You’ll write this method as an extension of String. Using Xcode 9 beta 2 or later, create a new Swift playground. Delete the boilerplate code so you have a blank playground page. You’ll start by creating a stub of the implementation inside a String extension. Write the following at the top of your playground:

extension String {
  func index(of pattern: String) -> Index? {
    // more to come
    return nil
  }
}

This purpose of this function is simple: Given a string (hereby referred to as the source string), you check to see if another string is within it (hereby referred to as the pattern). If a match can be made, it’ll return the index of the first character of the match. If this method can’t find a match, it’ll return nil.

As of Swift 4, String exposes the indices property, which contains all the indexes that is used to subscript the string. You’ll use this to iterate through your source string. Update the function to the following:

func index(of pattern: String) -> Index? {
  // 1
  for i in indices {

    // 2
    var j = i
    var found = true
    for p in pattern.indices {
      guard j != endIndex && self[j] == pattern[p] else { found = false; break }
      j = index(after: j)
    }
    if found {
      return i
    }
  }
  return nil
}

This does exactly what you wanted:

  1. You loop over the indices of the source string
  2. You attempt to match the pattern string with the source string.

As soon as you find a match, you’ll return the index. It’s time to test it out. Write the following at the bottom of your playground:

let text = "Hello World"
text.index(of: "lo") // returns 3
text.index(of: "ld") // returns 9

The brute force approach works, but it’s relatively inefficient. In the next section, you’ll look at how you can make use of a clever technique to optimize your algorithm.

Boyer Moore String Search

As it turns out, you don’t need to look at every character from the source string — you can often skip ahead multiple characters. The skip-ahead algorithm is called Boyer Moore and it’s been around for some time. It is considered the benchmark for all string search algorithms.

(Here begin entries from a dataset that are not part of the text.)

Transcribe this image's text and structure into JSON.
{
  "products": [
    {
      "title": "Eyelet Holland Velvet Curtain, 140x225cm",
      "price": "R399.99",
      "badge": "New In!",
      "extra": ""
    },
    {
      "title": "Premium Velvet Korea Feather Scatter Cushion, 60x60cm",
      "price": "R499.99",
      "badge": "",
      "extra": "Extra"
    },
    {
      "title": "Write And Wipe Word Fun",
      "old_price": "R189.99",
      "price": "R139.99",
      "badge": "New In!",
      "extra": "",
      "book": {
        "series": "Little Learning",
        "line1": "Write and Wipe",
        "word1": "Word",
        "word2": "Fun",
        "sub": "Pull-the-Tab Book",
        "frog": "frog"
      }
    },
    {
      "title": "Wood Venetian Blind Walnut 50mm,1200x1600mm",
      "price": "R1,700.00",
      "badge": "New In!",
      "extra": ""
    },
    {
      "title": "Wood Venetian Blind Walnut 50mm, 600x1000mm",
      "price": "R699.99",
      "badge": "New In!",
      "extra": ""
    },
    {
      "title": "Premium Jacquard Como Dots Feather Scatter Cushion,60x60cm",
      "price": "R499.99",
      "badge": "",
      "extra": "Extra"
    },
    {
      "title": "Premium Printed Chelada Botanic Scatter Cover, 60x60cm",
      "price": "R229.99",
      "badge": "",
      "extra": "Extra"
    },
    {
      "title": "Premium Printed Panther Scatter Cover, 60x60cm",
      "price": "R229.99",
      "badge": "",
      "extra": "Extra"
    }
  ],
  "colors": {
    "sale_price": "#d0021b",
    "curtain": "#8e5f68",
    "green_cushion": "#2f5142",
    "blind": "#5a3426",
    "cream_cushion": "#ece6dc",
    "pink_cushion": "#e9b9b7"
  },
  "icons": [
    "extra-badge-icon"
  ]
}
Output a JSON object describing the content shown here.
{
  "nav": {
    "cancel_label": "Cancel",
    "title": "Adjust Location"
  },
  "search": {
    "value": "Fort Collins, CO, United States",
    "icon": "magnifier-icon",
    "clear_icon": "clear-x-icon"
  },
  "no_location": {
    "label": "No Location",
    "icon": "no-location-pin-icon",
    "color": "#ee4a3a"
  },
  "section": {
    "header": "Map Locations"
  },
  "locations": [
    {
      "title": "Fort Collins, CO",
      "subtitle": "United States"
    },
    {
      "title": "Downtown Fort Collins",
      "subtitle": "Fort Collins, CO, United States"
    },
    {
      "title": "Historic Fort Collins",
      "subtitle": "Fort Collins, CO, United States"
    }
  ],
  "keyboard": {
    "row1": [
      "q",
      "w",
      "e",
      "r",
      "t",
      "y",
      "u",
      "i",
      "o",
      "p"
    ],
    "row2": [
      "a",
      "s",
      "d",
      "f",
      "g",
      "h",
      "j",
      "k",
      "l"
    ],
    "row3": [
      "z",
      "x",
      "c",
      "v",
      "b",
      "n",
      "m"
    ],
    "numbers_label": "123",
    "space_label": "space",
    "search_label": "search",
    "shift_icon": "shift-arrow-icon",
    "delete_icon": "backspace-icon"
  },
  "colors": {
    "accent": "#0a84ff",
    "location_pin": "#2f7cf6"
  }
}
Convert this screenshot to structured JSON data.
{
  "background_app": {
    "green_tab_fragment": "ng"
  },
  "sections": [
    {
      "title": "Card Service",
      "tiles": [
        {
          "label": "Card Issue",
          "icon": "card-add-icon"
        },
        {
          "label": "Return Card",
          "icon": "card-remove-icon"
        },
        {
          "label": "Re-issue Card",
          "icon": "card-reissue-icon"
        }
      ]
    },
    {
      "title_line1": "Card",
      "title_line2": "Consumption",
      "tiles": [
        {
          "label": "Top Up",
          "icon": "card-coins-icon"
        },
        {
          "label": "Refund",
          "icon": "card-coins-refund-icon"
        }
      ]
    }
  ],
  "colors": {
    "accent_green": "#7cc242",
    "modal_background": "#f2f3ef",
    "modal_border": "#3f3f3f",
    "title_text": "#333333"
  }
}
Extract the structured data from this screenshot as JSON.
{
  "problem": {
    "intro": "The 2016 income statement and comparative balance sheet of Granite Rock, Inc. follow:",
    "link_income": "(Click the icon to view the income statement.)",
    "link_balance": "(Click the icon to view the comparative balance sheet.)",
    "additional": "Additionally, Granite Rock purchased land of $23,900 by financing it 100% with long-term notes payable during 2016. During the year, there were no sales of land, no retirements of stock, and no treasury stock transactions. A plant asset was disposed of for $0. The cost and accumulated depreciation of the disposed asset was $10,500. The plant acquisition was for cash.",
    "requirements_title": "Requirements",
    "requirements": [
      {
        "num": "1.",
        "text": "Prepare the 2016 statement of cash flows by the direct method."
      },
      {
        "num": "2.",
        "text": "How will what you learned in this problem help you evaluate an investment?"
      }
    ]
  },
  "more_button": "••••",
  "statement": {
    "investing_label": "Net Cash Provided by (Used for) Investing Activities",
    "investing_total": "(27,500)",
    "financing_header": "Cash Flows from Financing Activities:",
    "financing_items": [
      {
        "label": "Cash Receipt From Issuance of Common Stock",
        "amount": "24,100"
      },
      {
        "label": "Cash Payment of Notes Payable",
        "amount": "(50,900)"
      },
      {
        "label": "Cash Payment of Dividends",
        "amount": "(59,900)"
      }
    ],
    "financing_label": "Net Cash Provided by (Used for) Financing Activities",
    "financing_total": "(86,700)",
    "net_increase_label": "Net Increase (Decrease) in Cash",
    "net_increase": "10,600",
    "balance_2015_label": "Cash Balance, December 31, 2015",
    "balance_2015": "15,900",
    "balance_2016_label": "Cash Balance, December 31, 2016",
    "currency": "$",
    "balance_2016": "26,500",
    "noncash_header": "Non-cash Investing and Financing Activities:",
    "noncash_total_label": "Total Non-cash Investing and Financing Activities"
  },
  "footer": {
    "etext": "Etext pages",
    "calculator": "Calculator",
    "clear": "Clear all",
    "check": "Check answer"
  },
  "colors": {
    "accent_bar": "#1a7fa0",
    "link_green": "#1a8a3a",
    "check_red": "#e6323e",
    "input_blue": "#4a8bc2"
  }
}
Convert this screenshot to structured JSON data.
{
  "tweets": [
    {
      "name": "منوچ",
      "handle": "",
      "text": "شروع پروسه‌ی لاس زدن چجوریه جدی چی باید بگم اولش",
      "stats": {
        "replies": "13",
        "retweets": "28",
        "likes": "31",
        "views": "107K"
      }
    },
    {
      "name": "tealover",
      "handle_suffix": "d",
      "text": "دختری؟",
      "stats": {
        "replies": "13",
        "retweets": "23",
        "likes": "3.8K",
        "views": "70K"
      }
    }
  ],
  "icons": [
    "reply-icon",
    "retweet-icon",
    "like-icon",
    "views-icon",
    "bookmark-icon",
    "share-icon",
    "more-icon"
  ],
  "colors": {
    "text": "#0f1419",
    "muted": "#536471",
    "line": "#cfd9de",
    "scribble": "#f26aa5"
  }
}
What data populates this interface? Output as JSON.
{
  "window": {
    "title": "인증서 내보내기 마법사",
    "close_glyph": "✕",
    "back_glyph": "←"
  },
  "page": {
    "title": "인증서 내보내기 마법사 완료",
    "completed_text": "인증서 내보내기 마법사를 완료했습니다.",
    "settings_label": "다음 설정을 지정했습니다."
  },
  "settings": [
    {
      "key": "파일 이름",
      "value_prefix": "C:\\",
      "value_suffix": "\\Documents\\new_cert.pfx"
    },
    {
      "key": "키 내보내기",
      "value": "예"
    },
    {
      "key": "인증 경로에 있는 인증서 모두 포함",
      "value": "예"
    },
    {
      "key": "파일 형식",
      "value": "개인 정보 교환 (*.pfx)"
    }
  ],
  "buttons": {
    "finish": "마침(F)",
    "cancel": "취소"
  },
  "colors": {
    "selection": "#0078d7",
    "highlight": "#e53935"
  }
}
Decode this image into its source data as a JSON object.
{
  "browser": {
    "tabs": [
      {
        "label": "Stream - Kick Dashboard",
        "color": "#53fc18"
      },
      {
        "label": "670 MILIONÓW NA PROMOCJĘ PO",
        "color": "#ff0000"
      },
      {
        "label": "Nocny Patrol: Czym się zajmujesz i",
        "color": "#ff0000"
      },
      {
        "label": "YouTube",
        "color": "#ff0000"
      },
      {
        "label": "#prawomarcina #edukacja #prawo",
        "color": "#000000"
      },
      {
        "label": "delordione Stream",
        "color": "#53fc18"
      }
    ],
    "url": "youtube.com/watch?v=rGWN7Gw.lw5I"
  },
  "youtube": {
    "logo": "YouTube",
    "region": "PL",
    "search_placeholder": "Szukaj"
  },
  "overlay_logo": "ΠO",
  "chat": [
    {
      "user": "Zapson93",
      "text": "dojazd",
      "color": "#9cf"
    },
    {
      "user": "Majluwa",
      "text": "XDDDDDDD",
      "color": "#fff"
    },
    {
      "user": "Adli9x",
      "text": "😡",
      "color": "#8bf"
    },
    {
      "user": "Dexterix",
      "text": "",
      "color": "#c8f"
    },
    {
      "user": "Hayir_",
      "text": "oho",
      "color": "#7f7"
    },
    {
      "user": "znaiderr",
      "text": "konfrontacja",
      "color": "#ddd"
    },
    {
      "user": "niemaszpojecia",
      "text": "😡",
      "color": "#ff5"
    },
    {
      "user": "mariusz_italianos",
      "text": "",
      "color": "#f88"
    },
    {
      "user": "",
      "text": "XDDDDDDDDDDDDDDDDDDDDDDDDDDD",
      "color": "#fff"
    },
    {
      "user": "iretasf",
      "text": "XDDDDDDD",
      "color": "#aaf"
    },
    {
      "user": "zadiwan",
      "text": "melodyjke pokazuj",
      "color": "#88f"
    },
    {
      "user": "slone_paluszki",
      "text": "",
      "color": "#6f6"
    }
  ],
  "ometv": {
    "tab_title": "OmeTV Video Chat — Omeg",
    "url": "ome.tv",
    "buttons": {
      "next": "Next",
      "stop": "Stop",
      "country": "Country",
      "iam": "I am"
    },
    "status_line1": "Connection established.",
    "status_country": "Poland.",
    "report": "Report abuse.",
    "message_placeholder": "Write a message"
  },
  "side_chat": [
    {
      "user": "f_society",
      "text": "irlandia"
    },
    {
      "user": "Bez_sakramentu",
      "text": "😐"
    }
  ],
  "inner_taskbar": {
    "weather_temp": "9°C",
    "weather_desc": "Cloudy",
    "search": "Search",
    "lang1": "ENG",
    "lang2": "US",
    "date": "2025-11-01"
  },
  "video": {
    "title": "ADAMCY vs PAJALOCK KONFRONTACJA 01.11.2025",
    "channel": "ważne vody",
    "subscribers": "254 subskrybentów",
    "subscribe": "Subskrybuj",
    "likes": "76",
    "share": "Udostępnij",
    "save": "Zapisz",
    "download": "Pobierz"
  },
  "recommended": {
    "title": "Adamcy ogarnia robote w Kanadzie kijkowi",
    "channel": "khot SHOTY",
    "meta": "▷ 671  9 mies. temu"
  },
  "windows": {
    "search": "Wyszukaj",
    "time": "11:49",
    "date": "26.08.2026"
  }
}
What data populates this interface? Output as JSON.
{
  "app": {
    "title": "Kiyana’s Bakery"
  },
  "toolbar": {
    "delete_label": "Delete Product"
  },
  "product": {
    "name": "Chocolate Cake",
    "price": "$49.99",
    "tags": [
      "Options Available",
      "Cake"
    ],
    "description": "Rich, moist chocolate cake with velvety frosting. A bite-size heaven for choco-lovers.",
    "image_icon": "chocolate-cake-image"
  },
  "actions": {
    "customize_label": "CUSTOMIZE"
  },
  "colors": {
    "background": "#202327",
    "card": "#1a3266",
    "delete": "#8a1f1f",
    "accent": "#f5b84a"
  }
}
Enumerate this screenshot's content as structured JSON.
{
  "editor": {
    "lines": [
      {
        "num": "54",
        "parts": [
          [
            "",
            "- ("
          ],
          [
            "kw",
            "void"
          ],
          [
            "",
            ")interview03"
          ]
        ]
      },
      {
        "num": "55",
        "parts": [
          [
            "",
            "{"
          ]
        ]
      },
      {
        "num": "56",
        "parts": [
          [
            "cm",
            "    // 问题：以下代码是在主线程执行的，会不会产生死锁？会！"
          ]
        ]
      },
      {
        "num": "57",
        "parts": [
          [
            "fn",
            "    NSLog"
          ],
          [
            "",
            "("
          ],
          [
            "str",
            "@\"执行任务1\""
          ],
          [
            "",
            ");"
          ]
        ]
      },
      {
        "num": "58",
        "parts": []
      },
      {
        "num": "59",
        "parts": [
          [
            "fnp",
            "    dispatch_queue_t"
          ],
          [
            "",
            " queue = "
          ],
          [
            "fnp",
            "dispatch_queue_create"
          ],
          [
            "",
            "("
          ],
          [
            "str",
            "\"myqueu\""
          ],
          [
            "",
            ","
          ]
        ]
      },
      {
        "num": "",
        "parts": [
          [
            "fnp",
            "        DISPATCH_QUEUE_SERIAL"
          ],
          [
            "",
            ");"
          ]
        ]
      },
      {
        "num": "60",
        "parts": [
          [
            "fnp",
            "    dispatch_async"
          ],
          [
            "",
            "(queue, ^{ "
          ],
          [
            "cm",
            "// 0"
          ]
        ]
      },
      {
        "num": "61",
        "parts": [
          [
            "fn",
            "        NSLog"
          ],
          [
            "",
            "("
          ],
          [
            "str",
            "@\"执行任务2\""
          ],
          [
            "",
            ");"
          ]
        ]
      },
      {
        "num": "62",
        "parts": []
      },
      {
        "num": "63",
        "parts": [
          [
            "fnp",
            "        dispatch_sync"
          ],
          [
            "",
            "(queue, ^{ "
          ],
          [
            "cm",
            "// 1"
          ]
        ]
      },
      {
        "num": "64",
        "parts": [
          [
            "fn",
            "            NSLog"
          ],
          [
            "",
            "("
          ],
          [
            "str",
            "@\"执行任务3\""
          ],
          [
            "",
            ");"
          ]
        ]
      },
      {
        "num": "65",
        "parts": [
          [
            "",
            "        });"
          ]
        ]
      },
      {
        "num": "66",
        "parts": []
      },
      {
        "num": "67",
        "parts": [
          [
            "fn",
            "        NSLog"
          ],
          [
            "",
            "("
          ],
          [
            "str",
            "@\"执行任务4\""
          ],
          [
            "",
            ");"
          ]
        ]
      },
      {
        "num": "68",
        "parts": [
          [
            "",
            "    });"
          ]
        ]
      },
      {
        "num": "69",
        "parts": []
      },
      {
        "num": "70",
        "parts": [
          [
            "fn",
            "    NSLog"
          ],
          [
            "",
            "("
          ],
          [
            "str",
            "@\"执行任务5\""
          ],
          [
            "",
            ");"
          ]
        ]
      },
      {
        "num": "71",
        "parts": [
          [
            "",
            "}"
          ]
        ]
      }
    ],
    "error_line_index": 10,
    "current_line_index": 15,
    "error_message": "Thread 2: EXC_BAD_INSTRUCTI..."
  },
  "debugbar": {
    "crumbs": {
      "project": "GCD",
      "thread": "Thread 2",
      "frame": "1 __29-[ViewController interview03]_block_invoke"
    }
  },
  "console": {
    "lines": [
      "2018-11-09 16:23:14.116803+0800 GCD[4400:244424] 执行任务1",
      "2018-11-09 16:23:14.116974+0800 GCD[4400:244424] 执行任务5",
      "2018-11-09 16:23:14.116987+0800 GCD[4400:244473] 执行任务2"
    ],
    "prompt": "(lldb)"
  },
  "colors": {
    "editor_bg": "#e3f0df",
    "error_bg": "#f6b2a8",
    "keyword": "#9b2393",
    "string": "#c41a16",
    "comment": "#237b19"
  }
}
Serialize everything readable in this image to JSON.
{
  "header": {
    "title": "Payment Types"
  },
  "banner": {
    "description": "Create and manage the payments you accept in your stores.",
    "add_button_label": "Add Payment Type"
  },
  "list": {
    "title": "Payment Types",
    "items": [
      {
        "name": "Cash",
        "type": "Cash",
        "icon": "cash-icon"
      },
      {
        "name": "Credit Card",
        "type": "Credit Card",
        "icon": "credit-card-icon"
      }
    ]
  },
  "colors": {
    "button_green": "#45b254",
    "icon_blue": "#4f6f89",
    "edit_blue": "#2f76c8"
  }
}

This technique builds upon the brute force method, with 2 key differences:

  1. Pattern matching is done backwards.
  2. Uses a skip table to perform aggressive skips during traversal

Here’s what it looks like:

The Boyer Moore technique makes use of a skip table. The idea is fairly straightforward. You create a table based on the word you’d like to match. The table is responsible for holding the number of steps you may skip for a given letter of the word. Here’s a skip table for the word "HELLO":

Skip Table

You’ll use the skip table to decide how many traversals you should skip forward. You’ll consult the skip table before each traversal in the source string. To illustrate the usage, take a look at this specific example:

In this situation, you’re comparing the "H" character in the source string. Since this doesn’t match the last character in the pattern, you’ll want to move down the source string. Before that, you would consult the skip table to see if there’s an opportunity to do some skips. In this case, "H" is in the skip table and you’re able to perform a 4 index skip.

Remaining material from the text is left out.